Data with structural missingness PreviousNext
Mplus Discussion > Missing Data Modeling >
Message/Author
 Andrew Mackinnon posted on Tuesday, June 05, 2001 - 2:39 am
I'm just getting familiar with the capabilities of Mplus and am seeking comments
about a particular type of problem I have encountered doing structural analyses of
psychiatric symptom data with missing items. It arises from the use of algorithmic
methods for determining diagnoses (usually to DSM criteria). Only the minimum
number of questions is asked to arrive at or rule out a positive diagnosis for a
particular disorder

For instance, for DSM Major Depressive Episode, positive cases must have one of
"depress mood" or "loss of interest or pleasure" symptoms plus at least three others.
Inquiry stops with negative responses to both the first items. If positive to either or
both gatekeeper questions, inquiry continues until three positive responses are
obtained or the list is exhausted. Items on the list do not seem to be ordered according
to any statistical criterion such as frequency of occurrence. This means that a very
large number of questions are not asked of every subject.

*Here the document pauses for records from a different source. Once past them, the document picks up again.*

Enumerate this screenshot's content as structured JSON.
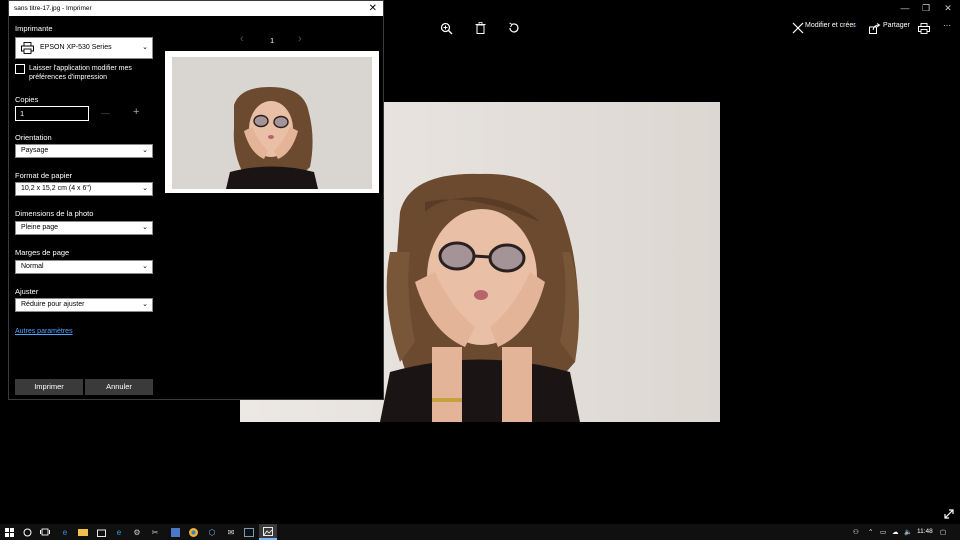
{
  "dialog": {
    "title": "sans titre-17.jpg - Imprimer",
    "close_glyph": "✕",
    "printer_label": "Imprimante",
    "printer_value": "EPSON XP-530 Series",
    "allow_app_checkbox_label_line1": "Laisser l'application modifier mes",
    "allow_app_checkbox_label_line2": "préférences d'impression",
    "copies_label": "Copies",
    "copies_value": "1",
    "copies_minus": "—",
    "copies_plus": "+",
    "orientation_label": "Orientation",
    "orientation_value": "Paysage",
    "paper_size_label": "Format de papier",
    "paper_size_value": "10,2 x 15,2 cm (4 x 6\")",
    "photo_size_label": "Dimensions de la photo",
    "photo_size_value": "Pleine page",
    "margins_label": "Marges de page",
    "margins_value": "Normal",
    "fit_label": "Ajuster",
    "fit_value": "Réduire pour ajuster",
    "more_settings_link": "Autres paramètres",
    "print_button": "Imprimer",
    "cancel_button": "Annuler",
    "page_number": "1",
    "prev_glyph": "‹",
    "next_glyph": "›"
  },
  "toolbar": {
    "edit_create_label": "Modifier et créer",
    "share_label": "Partager",
    "more_glyph": "···"
  },
  "window_controls": {
    "minimize": "—",
    "restore": "❐",
    "close": "✕"
  },
  "taskbar": {
    "time": "11:48"
  },
  "colors": {
    "link": "#4ea3ff",
    "dialog_bg": "#000000",
    "button_bg": "#3a3a3a"
  }
}
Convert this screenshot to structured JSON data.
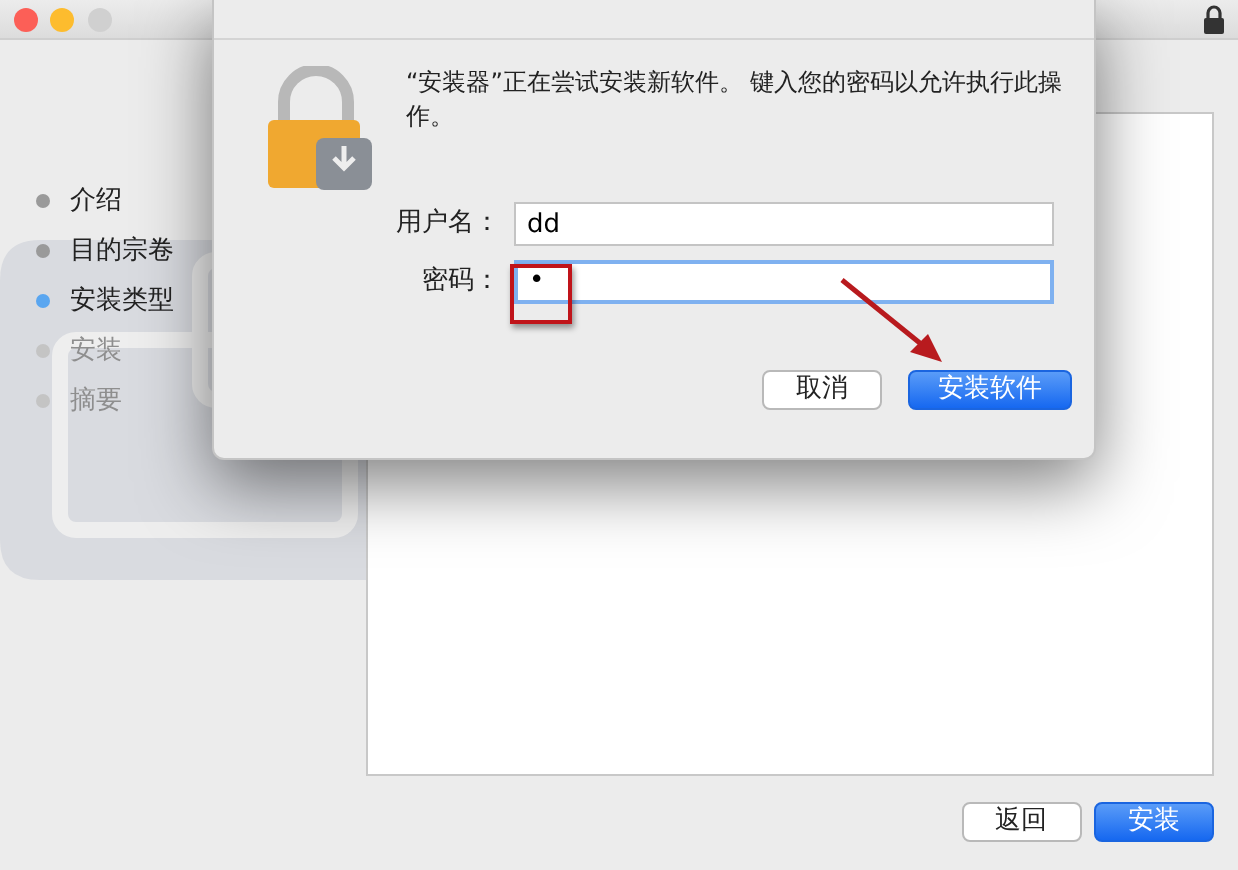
{
  "window": {
    "steps": [
      {
        "label": "介绍",
        "selected": false,
        "disabled": false
      },
      {
        "label": "目的宗卷",
        "selected": false,
        "disabled": false
      },
      {
        "label": "安装类型",
        "selected": true,
        "disabled": false
      },
      {
        "label": "安装",
        "selected": false,
        "disabled": true
      },
      {
        "label": "摘要",
        "selected": false,
        "disabled": true
      }
    ],
    "buttons": [
      {
        "label": "返回",
        "primary": false
      },
      {
        "label": "安装",
        "primary": true
      }
    ]
  },
  "dialog": {
    "message": "“安装器”正在尝试安装新软件。 键入您的密码以允许执行此操作。",
    "fields": [
      {
        "label": "用户名：",
        "value": "dd",
        "focused": false
      },
      {
        "label": "密码：",
        "value": "•",
        "focused": true
      }
    ],
    "buttons": [
      {
        "label": "取消",
        "primary": false
      },
      {
        "label": "安装软件",
        "primary": true
      }
    ]
  }
}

The current study is a large epidemiological one (N~10000). Other sources of
missing data are negligible. The researchers were planning to undertake some form of
factor analysis of the symptom data. My suggestions included (1) LCA of the data
including the "Not asked" category in addition to Present and Absent. (2) Estimation
of a factor model using multiple imputation methods to impute values for the unasked
questions. (It seems to me that the data may be considered missing at random.) My
concern is that both (and particularly the LCA) may simply give back the structure
that was used to decide what questions to ask. The imputation approach is also rather
messy, but seems to be the only way to get a MAR analysis with categorical data.

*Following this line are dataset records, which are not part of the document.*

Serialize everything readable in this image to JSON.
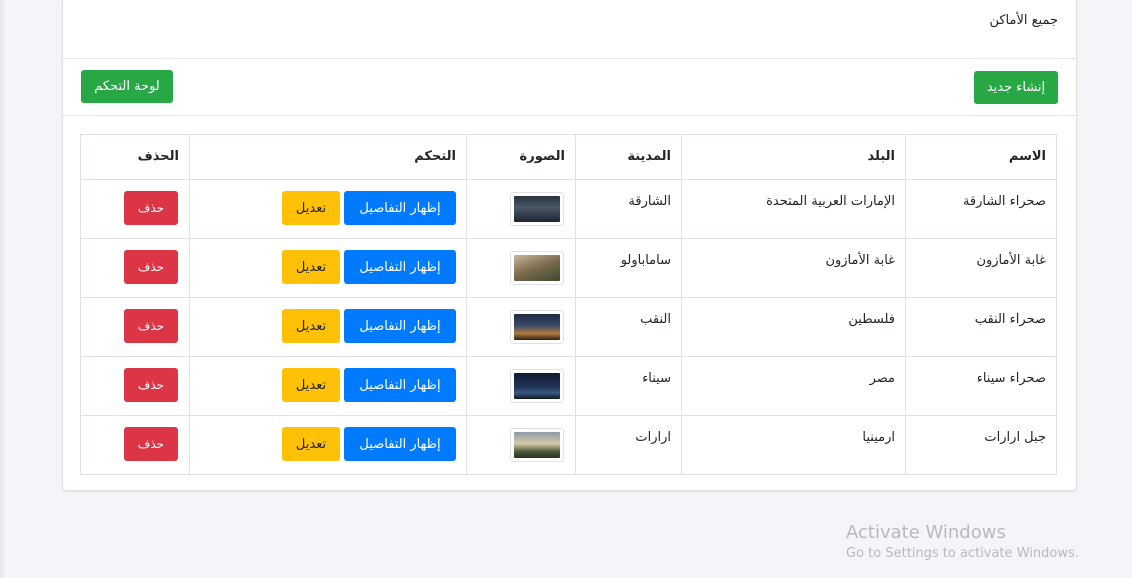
{
  "card": {
    "title": "جميع الأماكن"
  },
  "toolbar": {
    "create_label": "إنشاء جديد",
    "dashboard_label": "لوحة التحكم"
  },
  "table": {
    "headers": {
      "name": "الاسم",
      "country": "البلد",
      "city": "المدينة",
      "photo": "الصورة",
      "control": "التحكم",
      "delete": "الحذف"
    },
    "rows": [
      {
        "name": "صحراء الشارقة",
        "country": "الإمارات العربية المتحدة",
        "city": "الشارقة",
        "details_label": "إظهار التفاصيل",
        "edit_label": "تعديل",
        "delete_label": "حذف"
      },
      {
        "name": "غابة الأمازون",
        "country": "غابة الأمازون",
        "city": "ساماباولو",
        "details_label": "إظهار التفاصيل",
        "edit_label": "تعديل",
        "delete_label": "حذف"
      },
      {
        "name": "صحراء النقب",
        "country": "فلسطين",
        "city": "النقب",
        "details_label": "إظهار التفاصيل",
        "edit_label": "تعديل",
        "delete_label": "حذف"
      },
      {
        "name": "صحراء سيناء",
        "country": "مصر",
        "city": "سيناء",
        "details_label": "إظهار التفاصيل",
        "edit_label": "تعديل",
        "delete_label": "حذف"
      },
      {
        "name": "جبل ارارات",
        "country": "ارمينيا",
        "city": "ارارات",
        "details_label": "إظهار التفاصيل",
        "edit_label": "تعديل",
        "delete_label": "حذف"
      }
    ]
  },
  "watermark": {
    "title": "Activate Windows",
    "subtitle": "Go to Settings to activate Windows."
  },
  "colors": {
    "success": "#28a745",
    "primary": "#007bff",
    "warning": "#ffc107",
    "danger": "#dc3545"
  }
}
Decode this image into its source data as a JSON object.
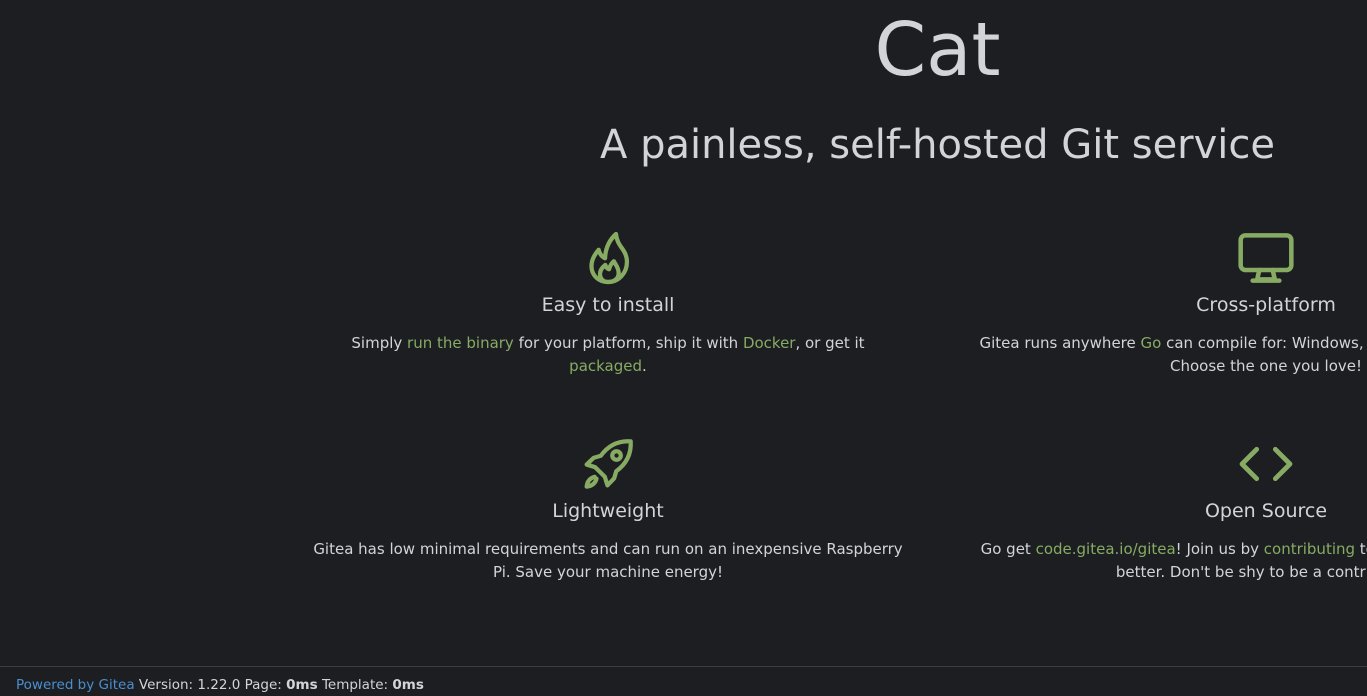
{
  "site": {
    "title": "Cat",
    "tagline": "A painless, self-hosted Git service"
  },
  "colors": {
    "background": "#1c1e21",
    "text": "#d2d4d8",
    "accent_green": "#87ab63",
    "link_blue": "#4a8fd1"
  },
  "features": {
    "install": {
      "icon": "flame-icon",
      "title": "Easy to install",
      "text_1": "Simply ",
      "link_1": "run the binary",
      "text_2": " for your platform, ship it with ",
      "link_2": "Docker",
      "text_3": ", or get it ",
      "link_3": "packaged",
      "text_4": "."
    },
    "platform": {
      "icon": "monitor-icon",
      "title": "Cross-platform",
      "text_1": "Gitea runs anywhere ",
      "link_1": "Go",
      "text_2": " can compile for: Windows, macOS, Linux, ARM, etc. Choose the one you love!"
    },
    "lightweight": {
      "icon": "rocket-icon",
      "title": "Lightweight",
      "text_1": "Gitea has low minimal requirements and can run on an inexpensive Raspberry Pi. Save your machine energy!"
    },
    "opensource": {
      "icon": "code-icon",
      "title": "Open Source",
      "text_1": "Go get ",
      "link_1": "code.gitea.io/gitea",
      "text_2": "! Join us by ",
      "link_2": "contributing",
      "text_3": " to make this project even better. Don't be shy to be a contributor!"
    }
  },
  "footer": {
    "powered_by": "Powered by Gitea",
    "version_label": " Version: 1.22.0 Page: ",
    "page_time": "0ms",
    "template_label": " Template: ",
    "template_time": "0ms"
  }
}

I'd welcome suggestions for alternative approaches I might try in Mplus or other
software, or comments on what I've proposed.
 Bengt O. Muthen posted on Friday, June 08, 2001 - 5:42 pm
It doesn't seem that this study was designed to study the dimensionality of depression due to the skip patterns employed. Factor analysis and LCA would seem to require yes/no answers to all of the questions in order to determine dimensions and classes. I don't believe the data can be easily used for more than classifying individuals as depressed/not depressed.

Regarding your suggestions, approach 2 using multiple imputation would seem to depend too highly on modeling assumptions given that such a large fraction of individuals are missing. You have MAR conditional on the first two questions but for the population of non-depressed, you have missing data for all depression items. Therefore, these individuals cannot be included in the analysis.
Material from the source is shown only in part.